4. Il ressort des pièces du dossier que la demande de carte de séjour temporaire présentée par M. E... était accompagnée des récépissés de dépôt de plainte, notamment du récépissé du dépôt de plainte du 11 juillet 2014 auprès du Parquet du tribunal de grande instance de Paris. Ce document était accompagné d'un courrier mentionnant que la plainte était déposée pour travail forcé et traite des êtres humains et, comme l'ont relevé les premiers juges, faisant état de l'exploitation de la situation de grande précarité de l'intéressé par sa mère et de conditions d'hébergement contraire à la dignité de celui-ci. Ainsi, alors même que, comme le soutient le préfet de police, aucun des récépissés n'indique que la plainte a été enregistrée pour des faits relatifs à la traite des êtres humains, la plainte du 11 juillet 2014 a bien été déposée par M. E... pour de tels faits. Il ressort également du courrier en date du 10 août 2018 du Procureur de la République adjoint adressé au préfet de police et produit devant la Cour que trois plaintes étaient en cours à cette même date opposant M. E... à sa mère qu'il accuse de traite des êtres humains à son égard. Si ce courrier mentionne que le Parquet n'a pas retenu la qualification de traite des êtres humains pour ordonner des enquêtes à la suite à ces trois plaintes, il ne ressort pas des pièces du dossier qu'à la date de la décision contestée, le procureur de la République s'était prononcé sur les faits dont il était saisi. Il ne ressort pas davantage des pièces du dossier, et il n'est d'ailleurs pas soutenu par l'administration, que le Parquet n'aurait été saisi de cette plainte que dans le but exclusif de permettre à M. E... de bénéficier du régime prévu par l'article L. 316-1 du code de l'entrée et du séjour des étrangers et du droit d'asile, ni que les faits dénoncés seraient manifestement imaginaires. La demande de carte de séjour temporaire de M. E... remplissait dès lors les conditions prévues par les dispositions précitées de l'article L. 316-1 du code de l'entrée et du séjour des étrangers et du droit d'asile.

5. Par ailleurs, le préfet de police ne pouvait pas, pour rejeter la demande de M. E..., se fonder sur l'appréciation des faits retenue dans le rapport des services de police du 24 février 2016, ces derniers n'ayant pas compétence pour apprécier et qualifier juridiquement les faits dénoncés.
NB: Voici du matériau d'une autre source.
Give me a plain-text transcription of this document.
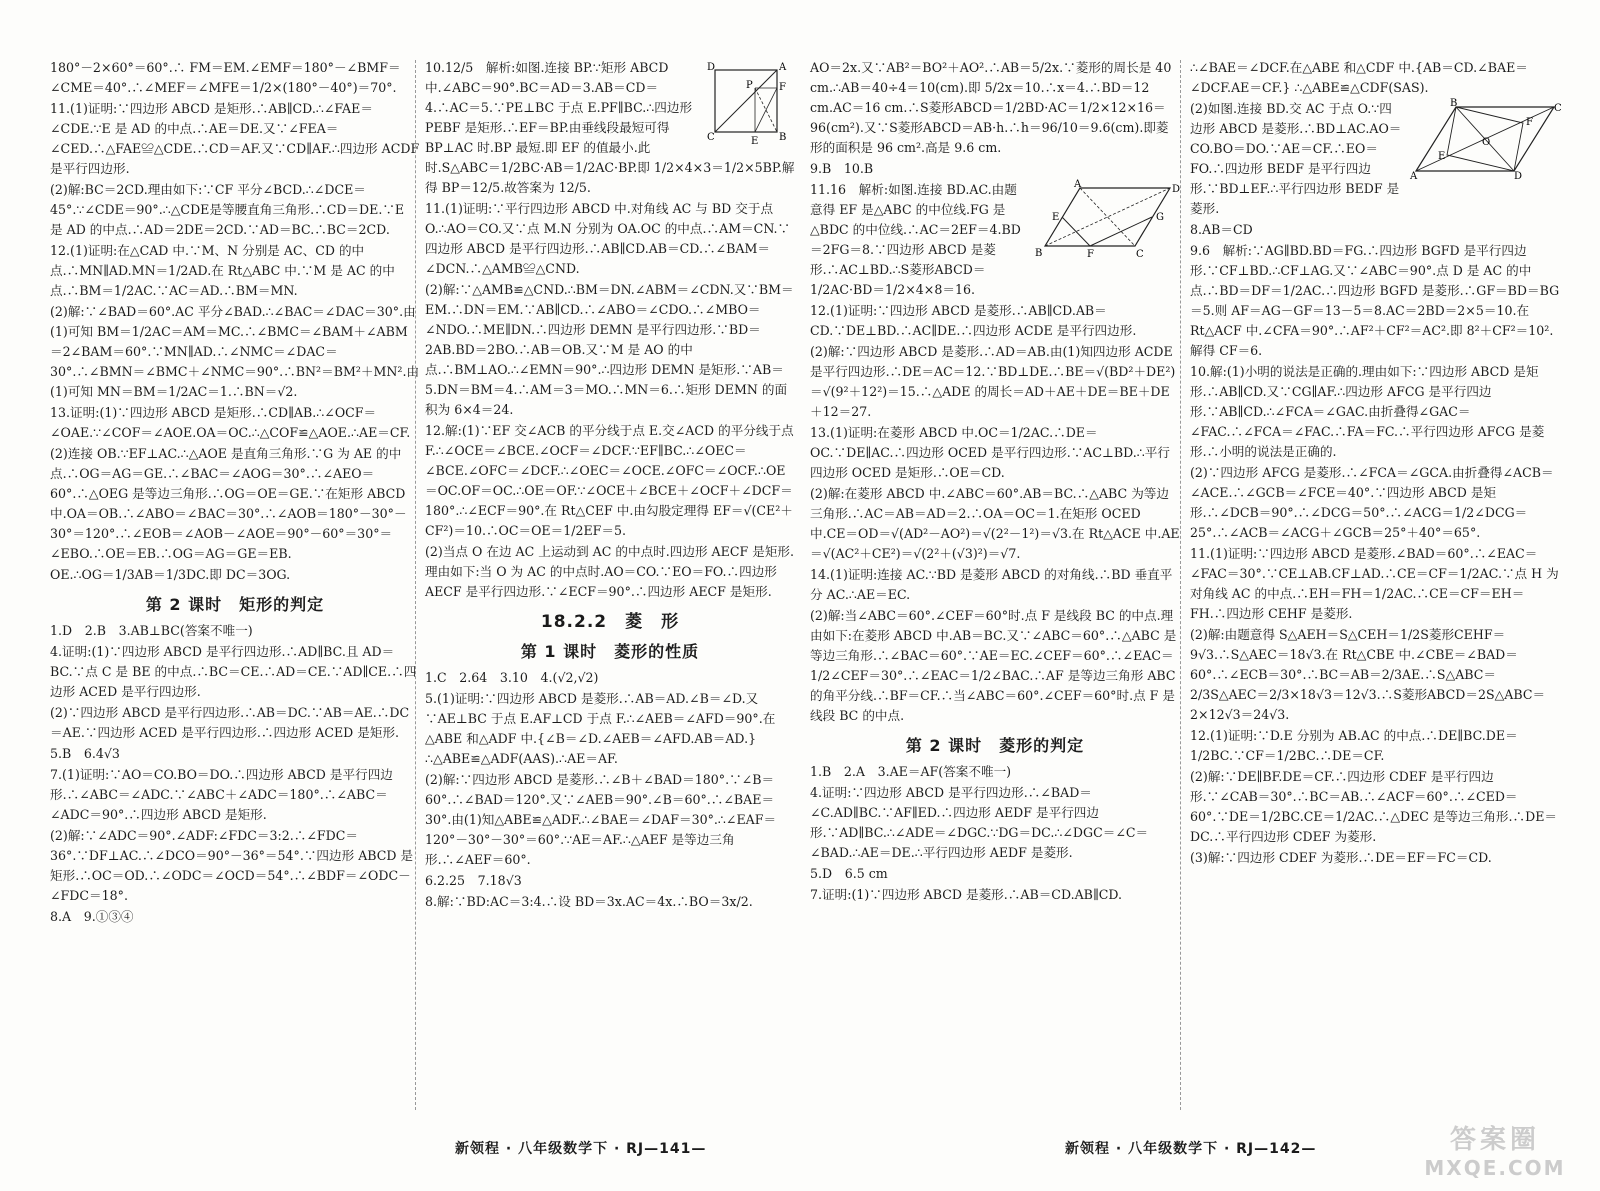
180°－2×60°＝60°.∴ FM＝EM.∠EMF＝180°－∠BMF＝∠CME＝40°.∴∠MEF＝∠MFE＝1/2×(180°－40°)＝70°.

11.(1)证明:∵四边形 ABCD 是矩形.∴AB∥CD.∴∠FAE＝∠CDE.∵E 是 AD 的中点.∴AE＝DE.又∵∠FEA＝∠CED.∴△FAE≌△CDE.∴CD＝AF.又∵CD∥AF.∴四边形 ACDF 是平行四边形.

(2)解:BC＝2CD.理由如下:∵CF 平分∠BCD.∴∠DCE＝45°.∵∠CDE＝90°.∴△CDE是等腰直角三角形.∴CD＝DE.∵E 是 AD 的中点.∴AD＝2DE＝2CD.∵AD＝BC.∴BC＝2CD.

12.(1)证明:在△CAD 中.∵M、N 分别是 AC、CD 的中点.∴MN∥AD.MN＝1/2AD.在 Rt△ABC 中.∵M 是 AC 的中点.∴BM＝1/2AC.∵AC＝AD.∴BM＝MN.

(2)解:∵∠BAD＝60°.AC 平分∠BAD.∴∠BAC＝∠DAC＝30°.由(1)可知 BM＝1/2AC＝AM＝MC.∴∠BMC＝∠BAM＋∠ABM＝2∠BAM＝60°.∵MN∥AD.∴∠NMC＝∠DAC＝30°.∴∠BMN＝∠BMC＋∠NMC＝90°.∴BN²＝BM²＋MN².由(1)可知 MN＝BM＝1/2AC＝1.∴BN＝√2.

13.证明:(1)∵四边形 ABCD 是矩形.∴CD∥AB.∴∠OCF＝∠OAE.∵∠COF＝∠AOE.OA＝OC.∴△COF≌△AOE.∴AE＝CF.

(2)连接 OB.∵EF⊥AC.∴△AOE 是直角三角形.∵G 为 AE 的中点.∴OG＝AG＝GE.∴∠BAC＝∠AOG＝30°.∴∠AEO＝60°.∴△OEG 是等边三角形.∴OG＝OE＝GE.∵在矩形 ABCD 中.OA＝OB.∴∠ABO＝∠BAC＝30°.∴∠AOB＝180°－30°－30°＝120°.∴∠EOB＝∠AOB－∠AOE＝90°－60°＝30°＝∠EBO.∴OE＝EB.∴OG＝AG＝GE＝EB.

OE.∴OG＝1/3AB＝1/3DC.即 DC＝3OG.

第 2 课时　矩形的判定

1.D　2.B　3.AB⊥BC(答案不唯一)

4.证明:(1)∵四边形 ABCD 是平行四边形.∴AD∥BC.且 AD＝BC.∵点 C 是 BE 的中点.∴BC＝CE.∴AD＝CE.∵AD∥CE.∴四边形 ACED 是平行四边形.

(2)∵四边形 ABCD 是平行四边形.∴AB＝DC.∵AB＝AE.∴DC＝AE.∵四边形 ACED 是平行四边形.∴四边形 ACED 是矩形.

5.B　6.4√3

7.(1)证明:∵AO＝CO.BO＝DO.∴四边形 ABCD 是平行四边形.∴∠ABC＝∠ADC.∵∠ABC＋∠ADC＝180°.∴∠ABC＝∠ADC＝90°.∴四边形 ABCD 是矩形.

(2)解:∵∠ADC＝90°.∠ADF:∠FDC＝3:2.∴∠FDC＝36°.∵DF⊥AC.∴∠DCO＝90°－36°＝54°.∵四边形 ABCD 是矩形.∴OC＝OD.∴∠ODC＝∠OCD＝54°.∴∠BDF＝∠ODC－∠FDC＝18°.

8.A　9.①③④

D	A
F
P
C	E B

10.12/5　解析:如图.连接 BP.∵矩形 ABCD 中.∠ABC＝90°.BC＝AD＝3.AB＝CD＝4.∴AC＝5.∵PE⊥BC 于点 E.PF∥BC.∴四边形 PEBF 是矩形.∴EF＝BP.由垂线段最短可得 BP⊥AC 时.BP 最短.即 EF 的值最小.此时.S△ABC＝1/2BC·AB＝1/2AC·BP.即 1/2×4×3＝1/2×5BP.解得 BP＝12/5.故答案为 12/5.

11.(1)证明:∵平行四边形 ABCD 中.对角线 AC 与 BD 交于点 O.∴AO＝CO.又∵点 M.N 分别为 OA.OC 的中点.∴AM＝CN.∵四边形 ABCD 是平行四边形.∴AB∥CD.AB＝CD.∴∠BAM＝∠DCN.∴△AMB≌△CND.

(2)解:∵△AMB≌△CND.∴BM＝DN.∠ABM＝∠CDN.又∵BM＝EM.∴DN＝EM.∵AB∥CD.∴∠ABO＝∠CDO.∴∠MBO＝∠NDO.∴ME∥DN.∴四边形 DEMN 是平行四边形.∵BD＝2AB.BD＝2BO.∴AB＝OB.又∵M 是 AO 的中点.∴BM⊥AO.∴∠EMN＝90°.∴四边形 DEMN 是矩形.∵AB＝5.DN＝BM＝4.∴AM＝3＝MO.∴MN＝6.∴矩形 DEMN 的面积为 6×4＝24.

12.解:(1)∵EF 交∠ACB 的平分线于点 E.交∠ACD 的平分线于点 F.∴∠OCE＝∠BCE.∠OCF＝∠DCF.∵EF∥BC.∴∠OEC＝∠BCE.∠OFC＝∠DCF.∴∠OEC＝∠OCE.∠OFC＝∠OCF.∴OE＝OC.OF＝OC.∴OE＝OF.∵∠OCE＋∠BCE＋∠OCF＋∠DCF＝180°.∴∠ECF＝90°.在 Rt△CEF 中.由勾股定理得 EF＝√(CE²＋CF²)＝10.∴OC＝OE＝1/2EF＝5.

(2)当点 O 在边 AC 上运动到 AC 的中点时.四边形 AECF 是矩形.理由如下:当 O 为 AC 的中点时.AO＝CO.∵EO＝FO.∴四边形 AECF 是平行四边形.∵∠ECF＝90°.∴四边形 AECF 是矩形.

18.2.2　菱　形
第 1 课时　菱形的性质

1.C　2.64　3.10　4.(√2,√2)

5.(1)证明:∵四边形 ABCD 是菱形.∴AB＝AD.∠B＝∠D.又∵AE⊥BC 于点 E.AF⊥CD 于点 F.∴∠AEB＝∠AFD＝90°.在△ABE 和△ADF 中.{∠B＝∠D.∠AEB＝∠AFD.AB＝AD.} ∴△ABE≌△ADF(AAS).∴AE＝AF.

(2)解:∵四边形 ABCD 是菱形.∴∠B＋∠BAD＝180°.∵∠B＝60°.∴∠BAD＝120°.又∵∠AEB＝90°.∠B＝60°.∴∠BAE＝30°.由(1)知△ABE≌△ADF.∴∠BAE＝∠DAF＝30°.∴∠EAF＝120°－30°－30°＝60°.∵AE＝AF.∴△AEF 是等边三角形.∴∠AEF＝60°.

6.2.25　7.18√3

8.解:∵BD:AC＝3:4.∴设 BD＝3x.AC＝4x.∴BO＝3x/2.

新领程 · 八年级数学下 · RJ—141—

AO＝2x.又∵AB²＝BO²＋AO².∴AB＝5/2x.∵菱形的周长是 40 cm.∴AB＝40÷4＝10(cm).即 5/2x＝10.∴x＝4.∴BD＝12 cm.AC＝16 cm.∴S菱形ABCD＝1/2BD·AC＝1/2×12×16＝96(cm²).又∵S菱形ABCD＝AB·h.∴h＝96/10＝9.6(cm).即菱形的面积是 96 cm².高是 9.6 cm.

9.B　10.B

A	D
E	G
B	F	C

11.16　解析:如图.连接 BD.AC.由题意得 EF 是△ABC 的中位线.FG 是△BDC 的中位线.∴AC＝2EF＝4.BD＝2FG＝8.∵四边形 ABCD 是菱形.∴AC⊥BD.∴S菱形ABCD＝1/2AC·BD＝1/2×4×8＝16.

12.(1)证明:∵四边形 ABCD 是菱形.∴AB∥CD.AB＝CD.∵DE⊥BD.∴AC∥DE.∴四边形 ACDE 是平行四边形.

(2)解:∵四边形 ABCD 是菱形.∴AD＝AB.由(1)知四边形 ACDE 是平行四边形.∴DE＝AC＝12.∵BD⊥DE.∴BE＝√(BD²＋DE²)＝√(9²＋12²)＝15.∴△ADE 的周长＝AD＋AE＋DE＝BE＋DE＋12＝27.

13.(1)证明:在菱形 ABCD 中.OC＝1/2AC.∴DE＝OC.∵DE∥AC.∴四边形 OCED 是平行四边形.∵AC⊥BD.∴平行四边形 OCED 是矩形.∴OE＝CD.

(2)解:在菱形 ABCD 中.∠ABC＝60°.AB＝BC.∴△ABC 为等边三角形.∴AC＝AB＝AD＝2.∴OA＝OC＝1.在矩形 OCED 中.CE＝OD＝√(AD²－AO²)＝√(2²－1²)＝√3.在 Rt△ACE 中.AE＝√(AC²＋CE²)＝√(2²＋(√3)²)＝√7.

14.(1)证明:连接 AC.∵BD 是菱形 ABCD 的对角线.∴BD 垂直平分 AC.∴AE＝EC.

(2)解:当∠ABC＝60°.∠CEF＝60°时.点 F 是线段 BC 的中点.理由如下:在菱形 ABCD 中.AB＝BC.又∵∠ABC＝60°.∴△ABC 是等边三角形.∴∠BAC＝60°.∵AE＝EC.∠CEF＝60°.∴∠EAC＝1/2∠CEF＝30°.∴∠EAC＝1/2∠BAC.∴AF 是等边三角形 ABC 的角平分线.∴BF＝CF.∴当∠ABC＝60°.∠CEF＝60°时.点 F 是线段 BC 的中点.

第 2 课时　菱形的判定

1.B　2.A　3.AE＝AF(答案不唯一)

4.证明:∵四边形 ABCD 是平行四边形.∴∠BAD＝∠C.AD∥BC.∵AF∥ED.∴四边形 AEDF 是平行四边形.∵AD∥BC.∴∠ADE＝∠DGC.∵DG＝DC.∴∠DGC＝∠C＝∠BAD.∴AE＝DE.∴平行四边形 AEDF 是菱形.

5.D　6.5 cm

7.证明:(1)∵四边形 ABCD 是菱形.∴AB＝CD.AB∥CD.

∴∠BAE＝∠DCF.在△ABE 和△CDF 中.{AB＝CD.∠BAE＝∠DCF.AE＝CF.} ∴△ABE≌△CDF(SAS).

B	C
F
O
E
A	D

(2)如图.连接 BD.交 AC 于点 O.∵四边形 ABCD 是菱形.∴BD⊥AC.AO＝CO.BO＝DO.∵AE＝CF.∴EO＝FO.∴四边形 BEDF 是平行四边形.∵BD⊥EF.∴平行四边形 BEDF 是菱形.

8.AB＝CD

9.6　解析:∵AG∥BD.BD＝FG.∴四边形 BGFD 是平行四边形.∵CF⊥BD.∴CF⊥AG.又∵∠ABC＝90°.点 D 是 AC 的中点.∴BD＝DF＝1/2AC.∴四边形 BGFD 是菱形.∴GF＝BD＝BG＝5.则 AF＝AG－GF＝13－5＝8.AC＝2BD＝2×5＝10.在 Rt△ACF 中.∠CFA＝90°.∴AF²＋CF²＝AC².即 8²＋CF²＝10².解得 CF＝6.

10.解:(1)小明的说法是正确的.理由如下:∵四边形 ABCD 是矩形.∴AB∥CD.又∵CG∥AF.∴四边形 AFCG 是平行四边形.∵AB∥CD.∴∠FCA＝∠GAC.由折叠得∠GAC＝∠FAC.∴∠FCA＝∠FAC.∴FA＝FC.∴平行四边形 AFCG 是菱形.∴小明的说法是正确的.

(2)∵四边形 AFCG 是菱形.∴∠FCA＝∠GCA.由折叠得∠ACB＝∠ACE.∴∠GCB＝∠FCE＝40°.∵四边形 ABCD 是矩形.∴∠DCB＝90°.∴∠DCG＝50°.∴∠ACG＝1/2∠DCG＝25°.∴∠ACB＝∠ACG＋∠GCB＝25°＋40°＝65°.

11.(1)证明:∵四边形 ABCD 是菱形.∠BAD＝60°.∴∠EAC＝∠FAC＝30°.∵CE⊥AB.CF⊥AD.∴CE＝CF＝1/2AC.∵点 H 为对角线 AC 的中点.∴EH＝FH＝1/2AC.∴CE＝CF＝EH＝FH.∴四边形 CEHF 是菱形.

(2)解:由题意得 S△AEH＝S△CEH＝1/2S菱形CEHF＝9√3.∴S△AEC＝18√3.在 Rt△CBE 中.∠CBE＝∠BAD＝60°.∴∠ECB＝30°.∴BC＝AB＝2/3AE.∴S△ABC＝2/3S△AEC＝2/3×18√3＝12√3.∴S菱形ABCD＝2S△ABC＝2×12√3＝24√3.

12.(1)证明:∵D.E 分别为 AB.AC 的中点.∴DE∥BC.DE＝1/2BC.∵CF＝1/2BC.∴DE＝CF.

(2)解:∵DE∥BF.DE＝CF.∴四边形 CDEF 是平行四边形.∵∠CAB＝30°.∴BC＝AB.∴∠ACF＝60°.∴∠CED＝60°.∵DE＝1/2BC.CE＝1/2AC.∴△DEC 是等边三角形.∴DE＝DC.∴平行四边形 CDEF 为菱形.

(3)解:∵四边形 CDEF 为菱形.∴DE＝EF＝FC＝CD.

新领程 · 八年级数学下 · RJ—142—	答案圈
MXQE.COM
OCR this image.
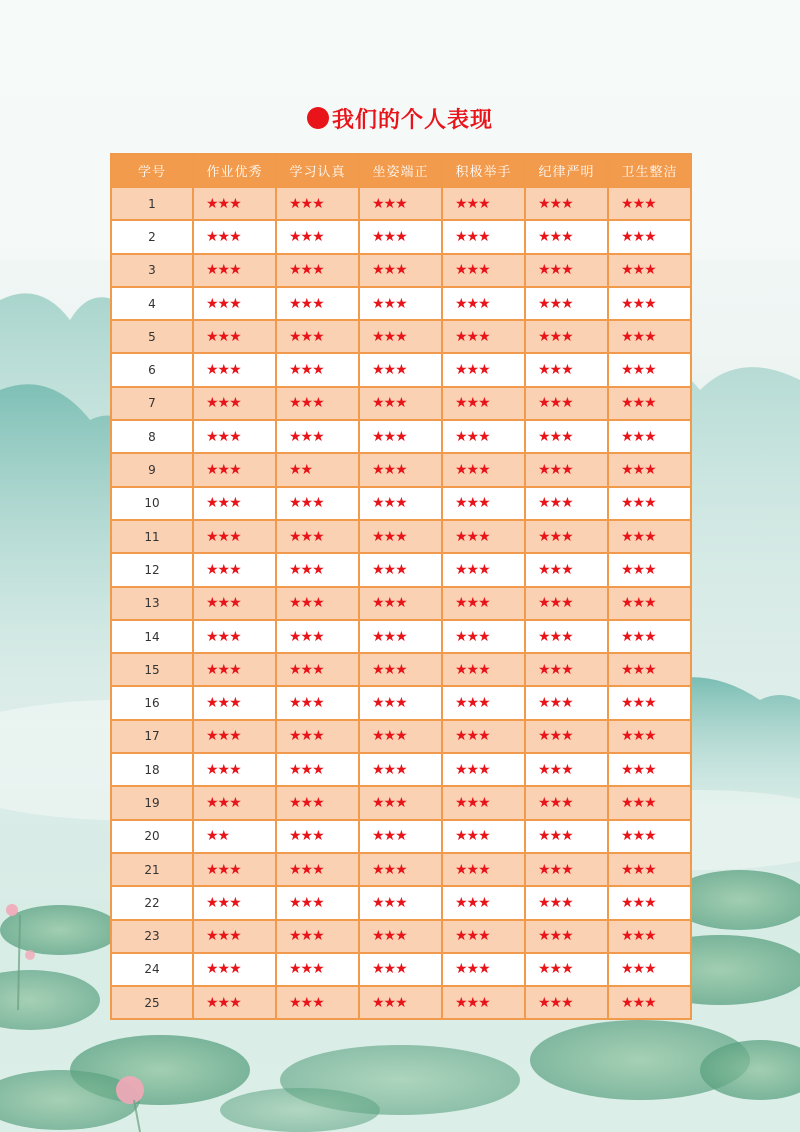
我们的个人表现
学号	作业优秀	学习认真	坐姿端正	积极举手	纪律严明	卫生整洁
1	★★★	★★★	★★★	★★★	★★★	★★★
2	★★★	★★★	★★★	★★★	★★★	★★★
3	★★★	★★★	★★★	★★★	★★★	★★★
4	★★★	★★★	★★★	★★★	★★★	★★★
5	★★★	★★★	★★★	★★★	★★★	★★★
6	★★★	★★★	★★★	★★★	★★★	★★★
7	★★★	★★★	★★★	★★★	★★★	★★★
8	★★★	★★★	★★★	★★★	★★★	★★★
9	★★★	★★	★★★	★★★	★★★	★★★
10	★★★	★★★	★★★	★★★	★★★	★★★
11	★★★	★★★	★★★	★★★	★★★	★★★
12	★★★	★★★	★★★	★★★	★★★	★★★
13	★★★	★★★	★★★	★★★	★★★	★★★
14	★★★	★★★	★★★	★★★	★★★	★★★
15	★★★	★★★	★★★	★★★	★★★	★★★
16	★★★	★★★	★★★	★★★	★★★	★★★
17	★★★	★★★	★★★	★★★	★★★	★★★
18	★★★	★★★	★★★	★★★	★★★	★★★
19	★★★	★★★	★★★	★★★	★★★	★★★
20	★★	★★★	★★★	★★★	★★★	★★★
21	★★★	★★★	★★★	★★★	★★★	★★★
22	★★★	★★★	★★★	★★★	★★★	★★★
23	★★★	★★★	★★★	★★★	★★★	★★★
24	★★★	★★★	★★★	★★★	★★★	★★★
25	★★★	★★★	★★★	★★★	★★★	★★★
En conséquence, c'est à tort que le préfet de police a refusé de délivrer à M. E... la carte de séjour temporaire qu'il sollicitait sur le fondement de l'article L. 316-1 du code de l'entrée et du séjour des étrangers et du droit d'asile alors qu'il remplissait les conditions prévues à cet article.

6. Il résulte de ce qui précède, sans qu'il soit besoin d'examiner la fin de non-recevoir opposée par M. E..., que le préfet de police n'est pas fondé à soutenir que c'est à tort que, par le jugement attaqué, le Tribunal administratif de Paris a annulé son arrêté du 6 février 2018.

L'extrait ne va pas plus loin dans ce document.